I was facing same issue, it was due to 2 sequential setState statements. changing to single setState resolved the issue. Might be helpful for someone.
Code before fix:
const onChange = (val) => {
// Some processing here
this.setState({firstName: val}, () => {
this.updateParentNode(val)
})
}
const updateParentNode = (val) => {
this.setState({selectedPerson: {firstName: val}})
}
Code After Fix
const onChange = (val) => {
// Some processing here
this.updateParentNode(val)
}
const updateParentNode = (val) => {
this.setState({selectedPerson: {firstName: val}, firstName: val})
}
You have two options.
make it an uncontrolled input (you can not change the input value later)
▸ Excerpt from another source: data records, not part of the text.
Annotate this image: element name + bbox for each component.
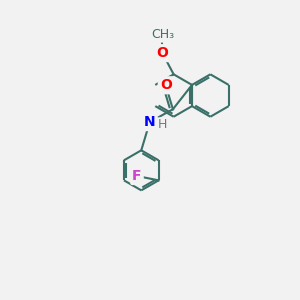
Text: CH₃: CH₃ [151, 28, 174, 41]
Text: N: N [144, 115, 155, 129]
Text: F: F [132, 169, 142, 183]
Text: O: O [157, 46, 168, 60]
Text: O: O [160, 78, 172, 92]
Text: H: H [158, 118, 167, 131]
make it a properly controlled input
There is code missing here, so I can't say what the problem is.
setState is not the issue: https://reactjs.org/docs/forms.html#controlled-components
If you use setState in the callback React should preserve the cursor position.
Can you give a more complete example?
Is testVal a property that is manipulated from outside the component?
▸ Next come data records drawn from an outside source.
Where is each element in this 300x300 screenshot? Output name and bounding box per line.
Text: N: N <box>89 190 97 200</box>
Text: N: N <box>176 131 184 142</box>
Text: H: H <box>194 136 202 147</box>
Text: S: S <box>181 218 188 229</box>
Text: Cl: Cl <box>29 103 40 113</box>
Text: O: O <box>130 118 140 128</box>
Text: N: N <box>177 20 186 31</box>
This totally worked for me (the other solutions did not):
const handleChange = (e, path, data) => {
let value = _.isObject(data) ? data.value : data;
let clonedState = { ...originalState };
// save position of cursor
const savedPos = e.target.selectionStart;
_.set(clonedState, path, value); // setter from lodash/underscore
// this wil move cursor to the end
setState({ ...clonedState }); // some use state setter
setTimeout(() => {
// restore cursor position
e.target.setSelectionRange(savedPos, savedPos);
}, 0)
};
Have this on my template (using semantic-ui):
<Input
type="text"
readOnly={false}
onChange={(e, data) => {
handleChange(e, "field", data);
}}
value={state.field}>
</Input>
For me, I was having a <ComponentBasedOnType> and that was the issue, I changed my logic and render my components with a condition && in the parent component.
The cursor on an input will be pushed to the end when you dynamically update the input value through code, which it seems like you are doing because I can see value={testVal} :)
This is a common issue on fields that use input masking!